Similarly, the use of safety caps on medications and chemical compounds has reduced the number of exposures in children and may have been the single most important reason for reduction in morbidity and mortality since the early 1970s (Anonymous, 1982; Arena, 1959; Palmisano, 1981; Rodgers, 1996; Walton, 1982). Although there have been various public campaigns to use other child safety devices, the only data that exist are related to safety caps. Child-resistant packaging was required for various prescription drugs beginning in 1974. Looking at the period from 1974 to 1992 and comparing it with a previous period, estimates show a reduction of 460 child deaths and a mortality rate reduction of 45 percent as a result of this packaging (Rodgers, 1996). Figure 4-1 from that study shows the drop in child mortality rates over the time period; Figure 4-2 shows the difference between the predicted rates with and without child-resistant packaging.

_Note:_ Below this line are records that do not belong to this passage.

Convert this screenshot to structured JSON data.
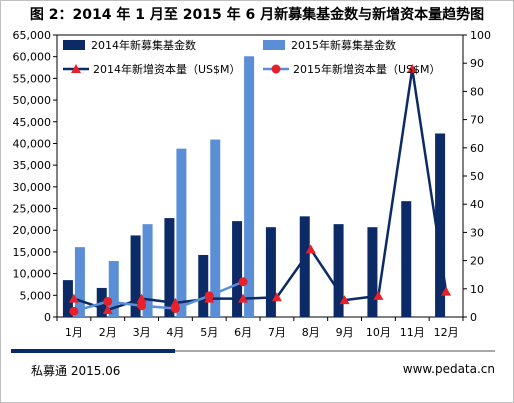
{
  "chart_data": {
    "type": "bar",
    "title": "图 2：2014 年 1 月至 2015 年 6 月新募集基金数与新增资本量趋势图",
    "categories": [
      "1月",
      "2月",
      "3月",
      "4月",
      "5月",
      "6月",
      "7月",
      "8月",
      "9月",
      "10月",
      "11月",
      "12月"
    ],
    "left_axis": {
      "ticks": [
        "0",
        "5,000",
        "10,000",
        "15,000",
        "20,000",
        "25,000",
        "30,000",
        "35,000",
        "40,000",
        "45,000",
        "50,000",
        "55,000",
        "60,000",
        "65,000"
      ],
      "ylim": [
        0,
        65000
      ]
    },
    "right_axis": {
      "ticks": [
        "0",
        "10",
        "20",
        "30",
        "40",
        "50",
        "60",
        "70",
        "80",
        "90",
        "100"
      ],
      "ylim": [
        0,
        100
      ]
    },
    "series": [
      {
        "name": "2014年新募集基金数",
        "kind": "bar",
        "axis": "left",
        "color": "#0b2a66",
        "values": [
          8500,
          6700,
          18800,
          22800,
          14300,
          22100,
          20700,
          23200,
          21400,
          20700,
          26700,
          42300
        ]
      },
      {
        "name": "2015年新募集基金数",
        "kind": "bar",
        "axis": "left",
        "color": "#5a8fd8",
        "values": [
          16100,
          12900,
          21400,
          38800,
          40900,
          60100,
          null,
          null,
          null,
          null,
          null,
          null
        ]
      },
      {
        "name": "2014年新增资本量（US$M）",
        "kind": "line",
        "axis": "right",
        "color": "#0b2a66",
        "marker": "triangle",
        "marker_color": "#e8202a",
        "values": [
          6.5,
          2.5,
          6.5,
          5,
          6.5,
          6.5,
          7,
          24,
          6,
          7.5,
          88,
          9
        ]
      },
      {
        "name": "2015年新增资本量（US$M）",
        "kind": "line",
        "axis": "right",
        "color": "#5a8fd8",
        "marker": "circle",
        "marker_color": "#e8202a",
        "values": [
          2,
          5.5,
          4,
          3,
          7.5,
          12.5,
          null,
          null,
          null,
          null,
          null,
          null
        ]
      }
    ],
    "legend_position": "top-inside",
    "grid": false
  },
  "footer": {
    "source": "私募通 2015.06",
    "website": "www.pedata.cn"
  },
  "colors": {
    "footer_bar_dark": "#0b2a66",
    "footer_bar_light": "#a9a9a9"
  }
}
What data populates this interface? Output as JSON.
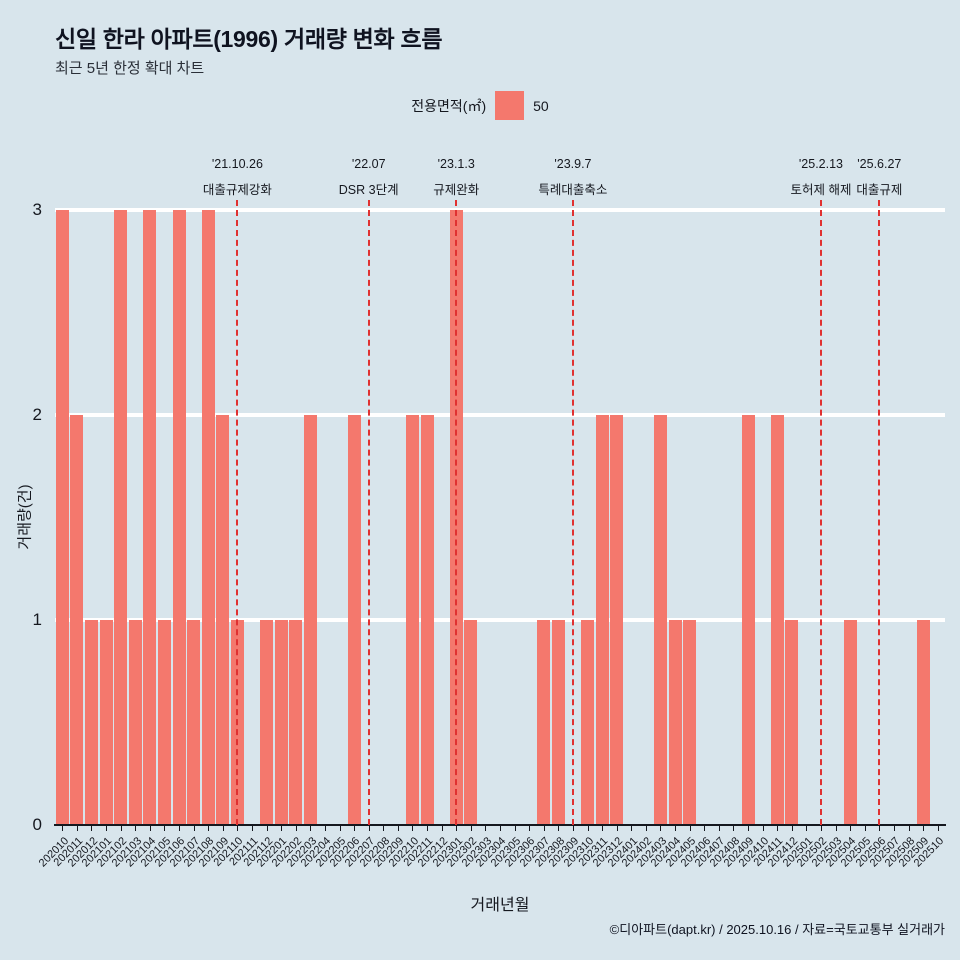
{
  "page": {
    "title": "신일 한라 아파트(1996) 거래량 변화 흐름",
    "subtitle": "최근 5년 한정 확대 차트",
    "footer": "©디아파트(dapt.kr) / 2025.10.16 / 자료=국토교통부 실거래가"
  },
  "legend": {
    "label": "전용면적(㎡)",
    "value": "50",
    "swatch_color": "#f4786d"
  },
  "chart_data": {
    "type": "bar",
    "title": "신일 한라 아파트(1996) 거래량 변화 흐름",
    "subtitle": "최근 5년 한정 확대 차트",
    "xlabel": "거래년월",
    "ylabel": "거래량(건)",
    "ylim": [
      0,
      3
    ],
    "yticks": [
      0,
      1,
      2,
      3
    ],
    "grid": "horizontal-white-lines",
    "legend_position": "top-center",
    "bar_color": "#f4786d",
    "annotation_line_color": "#e03131",
    "categories": [
      "202010",
      "202011",
      "202012",
      "202101",
      "202102",
      "202103",
      "202104",
      "202105",
      "202106",
      "202107",
      "202108",
      "202109",
      "202110",
      "202111",
      "202112",
      "202201",
      "202202",
      "202203",
      "202204",
      "202205",
      "202206",
      "202207",
      "202208",
      "202209",
      "202210",
      "202211",
      "202212",
      "202301",
      "202302",
      "202303",
      "202304",
      "202305",
      "202306",
      "202307",
      "202308",
      "202309",
      "202310",
      "202311",
      "202312",
      "202401",
      "202402",
      "202403",
      "202404",
      "202405",
      "202406",
      "202407",
      "202408",
      "202409",
      "202410",
      "202411",
      "202412",
      "202501",
      "202502",
      "202503",
      "202504",
      "202505",
      "202506",
      "202507",
      "202508",
      "202509",
      "202510"
    ],
    "values": [
      3,
      2,
      1,
      1,
      3,
      1,
      3,
      1,
      3,
      1,
      3,
      2,
      1,
      0,
      1,
      1,
      1,
      2,
      0,
      0,
      2,
      0,
      0,
      0,
      2,
      2,
      0,
      3,
      1,
      0,
      0,
      0,
      0,
      1,
      1,
      0,
      1,
      2,
      2,
      0,
      0,
      2,
      1,
      1,
      0,
      0,
      0,
      2,
      0,
      2,
      1,
      0,
      0,
      0,
      1,
      0,
      0,
      0,
      0,
      1,
      0
    ],
    "annotations": [
      {
        "month": "202110",
        "line1": "'21.10.26",
        "line2": "대출규제강화"
      },
      {
        "month": "202207",
        "line1": "'22.07",
        "line2": "DSR 3단계"
      },
      {
        "month": "202301",
        "line1": "'23.1.3",
        "line2": "규제완화"
      },
      {
        "month": "202309",
        "line1": "'23.9.7",
        "line2": "특례대출축소"
      },
      {
        "month": "202502",
        "line1": "'25.2.13",
        "line2": "토허제 해제"
      },
      {
        "month": "202506",
        "line1": "'25.6.27",
        "line2": "대출규제"
      }
    ]
  }
}
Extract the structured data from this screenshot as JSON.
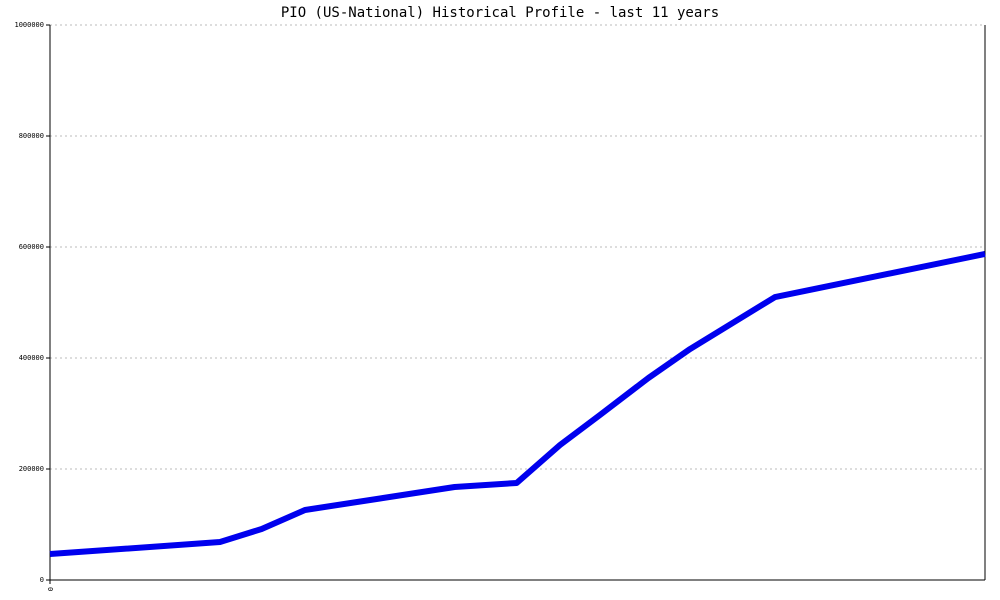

Events both before and after September 11, 2001, have heightened national concerns regarding homeland security and the threat of radiologic, biological, and chemical weapon exposure. The Health Resources and Services Administration (HRSA) and the Centers for Disease Control and Prevention (CDC) have recognized the importance of poison control centers as a component of an all-hazards emergency planning and response system that is integrated with state health departments and supports regional and hospital-based emergency service efforts. As discussed in Chapters 5 and 9, the incorporation of poison control centers in this manner has been variable and remains underdeveloped. This new potential role—combined with substantive changes in funding and federal oversight—clearly marks a break with the past and the beginning of a new period for poison control centers.